Après un pic d’investissement étranger de deux ans, le Bureau of Economic Analysis a constaté que le taux de l’année dernière avait chuté à des niveaux similaires à ceux de 2014 et des années précédant la crise financière.

Les investissements les plus importants aux États-Unis viennent d’une poignée de pays, le Canada septentrional se situant en tête des investissements avec 66,2 milliards de dollars, suivi du Royaume-Uni, du Japon et de la France.

Selon le BEA, l’Europe dans son ensemble représentait 40% des nouveaux investissements étrangers aux États-Unis.

Les chiffres viennent au milieu des tensions commerciales croissantes entre les États-Unis et plusieurs des principaux alliés économiques.

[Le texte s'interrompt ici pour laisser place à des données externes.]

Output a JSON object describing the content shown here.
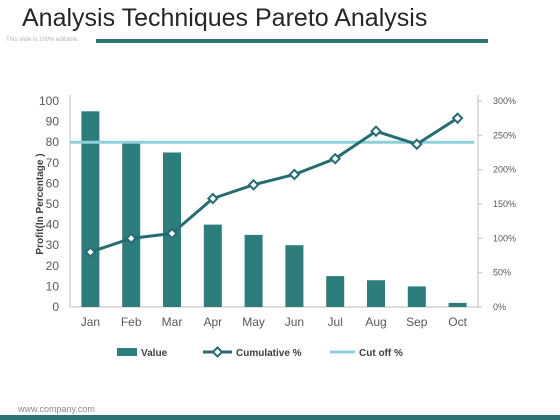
{
  "slide": {
    "title": "Analysis Techniques Pareto Analysis",
    "subtitle": "This slide is 100% editable.",
    "footer": "www.company.com"
  },
  "colors": {
    "bar": "#2e7d7d",
    "cumulative": "#276b73",
    "cutoff": "#8ecfdb",
    "axis_text": "#595959",
    "rule": "#2a7474"
  },
  "chart_data": {
    "type": "bar",
    "categories": [
      "Jan",
      "Feb",
      "Mar",
      "Apr",
      "May",
      "Jun",
      "Jul",
      "Aug",
      "Sep",
      "Oct"
    ],
    "series": [
      {
        "name": "Value",
        "type": "bar",
        "axis": "left",
        "values": [
          95,
          80,
          75,
          40,
          35,
          30,
          15,
          13,
          10,
          2
        ]
      },
      {
        "name": "Cumulative %",
        "type": "line",
        "axis": "right",
        "values": [
          80,
          100,
          107,
          158,
          178,
          193,
          216,
          256,
          237,
          275
        ]
      },
      {
        "name": "Cut off %",
        "type": "line",
        "axis": "left",
        "constant": 80
      }
    ],
    "ylabel": "Profit(In Percentage )",
    "ylim": [
      0,
      100
    ],
    "yticks": [
      "0",
      "10",
      "20",
      "30",
      "40",
      "50",
      "60",
      "70",
      "80",
      "90",
      "100"
    ],
    "y2lim": [
      0,
      300
    ],
    "y2ticks": [
      "0%",
      "50%",
      "100%",
      "150%",
      "200%",
      "250%",
      "300%"
    ],
    "legend": [
      "Value",
      "Cumulative %",
      "Cut off %"
    ],
    "legend_position": "bottom"
  }
}
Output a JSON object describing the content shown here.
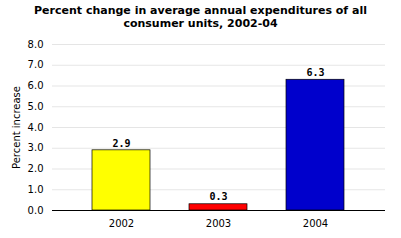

Le président Trump a imposé des tarifs sur l’acier et l’aluminium à des partenaires commerciaux proches, y compris l’UE, le Canada et le Mexique cette année, ainsi que de nombreux autres tarifs visant la Chine, suscitant un barrage de contre-tarifs.

Les barrières commerciales accrues pourraient influer sur les décisions d’investissement, car les sociétés étrangères décident si elles veulent ou non investir dans des opérations aux États-Unis en raison des nouveaux tarifs.

Comme l’année précédente, la grande majorité des investissements étrangers provenaient de l’acquisition d’entreprises américaines, qui représentaient 97,5% de tous les nouveaux investissements étrangers en 2017.

Seulement 6,4 milliards de dollars de l’investissement global visaient à établir de nouvelles entreprises aux États-Unis ou à développer des entreprises américaines détenues par des intérêts étrangers.